Originally published 5 August 2007
For the past few weeks, correspondents to the Irish Times have been furiously debating a recent Vatican document (Responses to Some Questions Regarding Certain Aspects of the Doctrine of Faith) that said Christian denominations other than Roman Catholic are not “proper churches.” Irish Protestants are put out by what they take to be one more example of Catholic arrogance. Catholics point out that the Vatican was only reasserting its age-old belief that the apostolic succession in Rome is an essential part of Christ’s plan for his Church, and that —well, yes — Protestants might get into Heaven after all.
Meanwhile, Pope Benedict’s private secretary Father Georg Ganswein says that the pontiff’s hugely controversial remarks about Islam last year in Regensburg were “prophetic.” As you may recall, the pope quoted a medieval source describing the teachings of Muhammad as “evil and inhuman” — and the Islamic world went wild.

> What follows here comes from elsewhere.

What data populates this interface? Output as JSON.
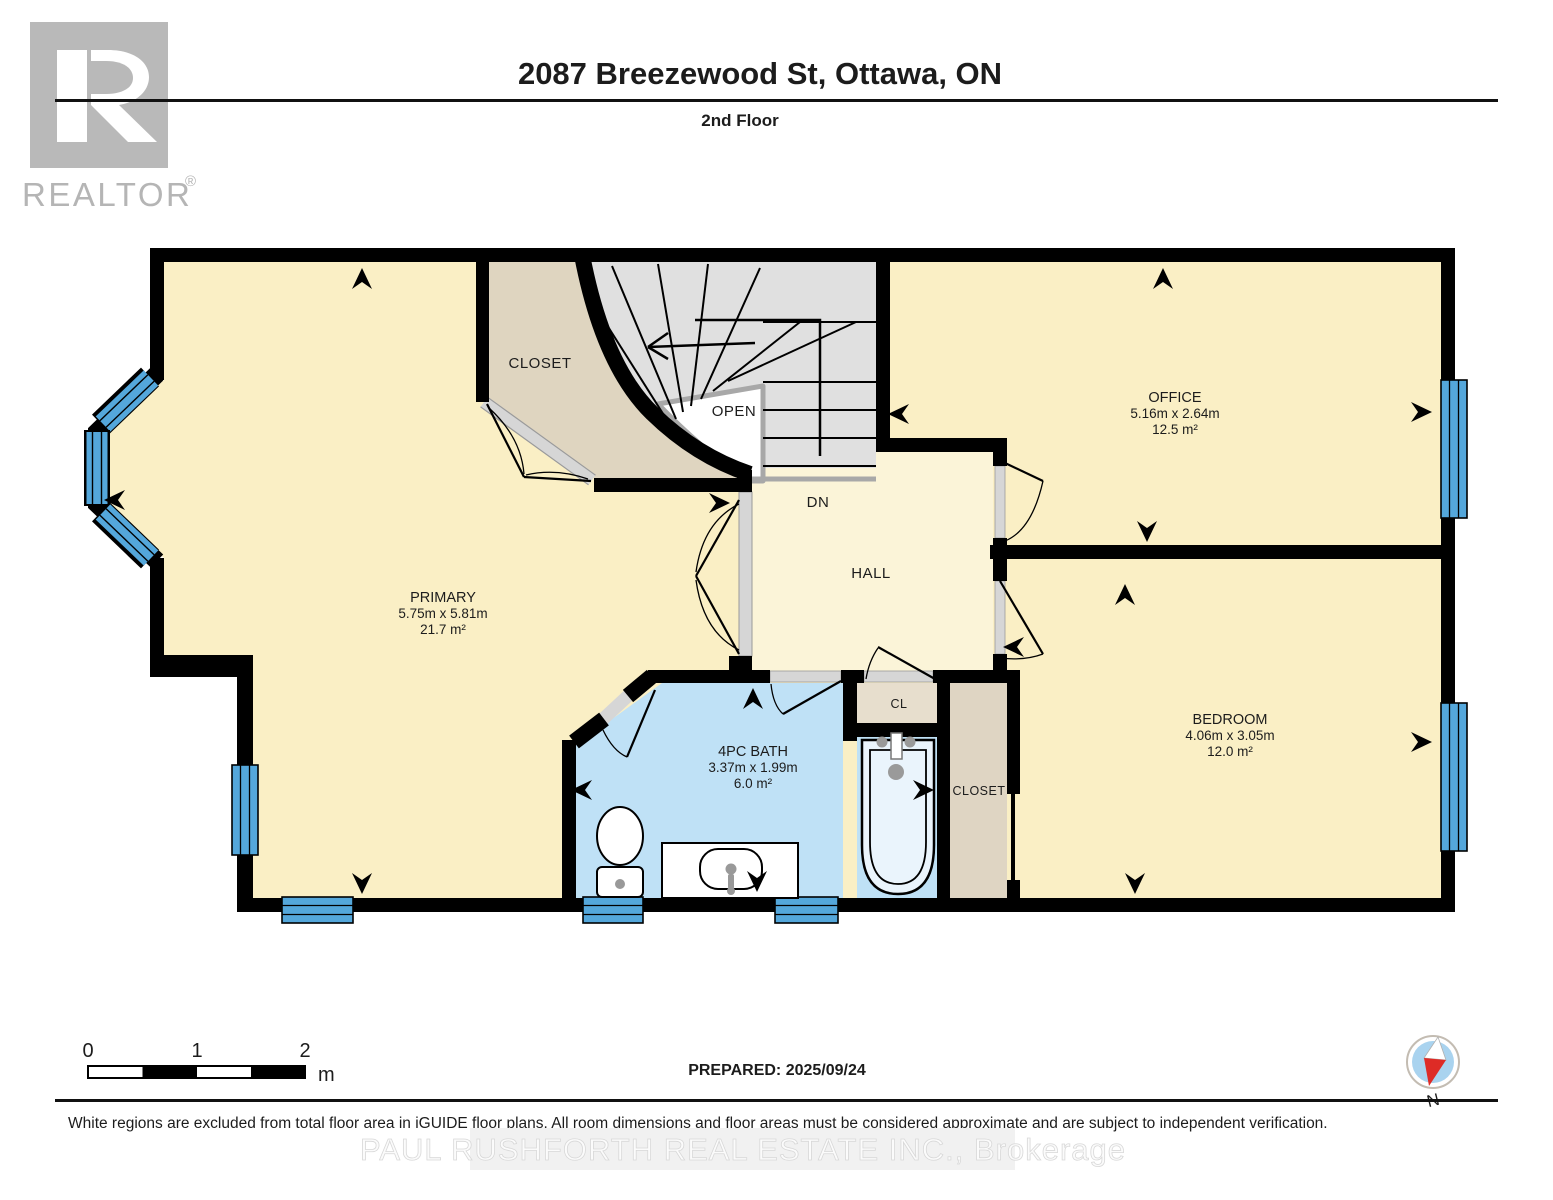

A new fundamentalism is apparently afoot at the Vatican, a shoring up Rome’s claim to be the one true church, presumably stoked by the worrisome inroads that Islam is making into traditionally Christian Europe.
Lately, I have been reading William Dalrymple’s The Last Mughal: The Fall of a Dynasty, Delhi, 1857. On the eve of the famous Indian Mutiny, Bahadur Shah Zafar II, the last of the Great Mughals, presided over a court of tolerance and shabby splendor in the Red Fort of Delhi. Poets and philosophers were in ascendance. Muslims, Hindus, and European Christians lived respectfully side by side. The Sufi-minded theologians of the court believed that God should be worshipped not because he has commanded it, but because he is such a lovable being. Anyone capable of expressing his or her love for God was welcome at Delhi, regardless of religious persuasion, gender, or place in the social order.
Into this tolerant milieu came Christian fundamentalists from Europe, following upon the triumph of British arms, intent on bringing salvation and civilization to “ignorant heathens.” Soon enough, Hindus and Muslims — Sunnis and Shias — felt their religion and culture to be under assault. The tolerance so carefully cultivated by Zafar fractured. Soon every faction was insisting upon its unique possession of the truth, and a rather nasty multisided upheaval followed.
If the British experience in India in the mid-19th century seems familiar, it only shows how little we have learned in a century-and-a-half. Benedict’s stirring up the pot of religious and cultural divisiveness can only exacerbate an already nasty situation.
The one human activity that has by and large transcended cultural and religious sectarianism is science. There is no such thing as Christian science, Hindu science, or Muslim science. Scientific research done in China is indistinguishable from that being done in New Delhi, Moscow, Rome, or California. It all gets published in the same journals, all gets peer-reviewed by anonymous readers who might be of any religious or political persuasion.
Some postmodern academics assert that the universality of science is itself a new form of cultural imperialism, an imposition of Western values on other peoples. Does this assertion hold water? I think not.
Science has no armies, no missionaries, no promise of salvation or blissful immortality. If science is universal, it is because nature is universal. The touchstone of scientific truth is not a prophet or holy book, not history or tradition, but quantitative, reproducible experiment. If a researcher in Malaysia repeats an experiment described in the journal Nature, say, she should get the same result; if she doesn’t, you can be sure she will whip a note off to Nature, and other researchers worldwide will confirm or reject the original paper.
Since science is open-ended and subject to revision, it inevitably appeals to open and curious minds of every cultural persuasion. If the scientific way of knowing has been adopted so widely, it is because it has been so manifestly successful as a way of gaining effective control — for good or ill — over the natural world.
It is no surprise that scientists tend to be more skeptical in matters of religion than the average person. Skepticism is a default stance of the scientific way of knowing. And, of course, the more we learn about the world, the more we understand that traditional religious cosmologies stand wanting.
The empirical way of knowing does not necessarily confer wisdom. We will always need our poets and our saints. We will always need artists and writers who see nature whole. We will always need moral teachers who understand that we love the world not because some deity has commanded it, but because the world — which includes, of course, our fellow humans — is lovable.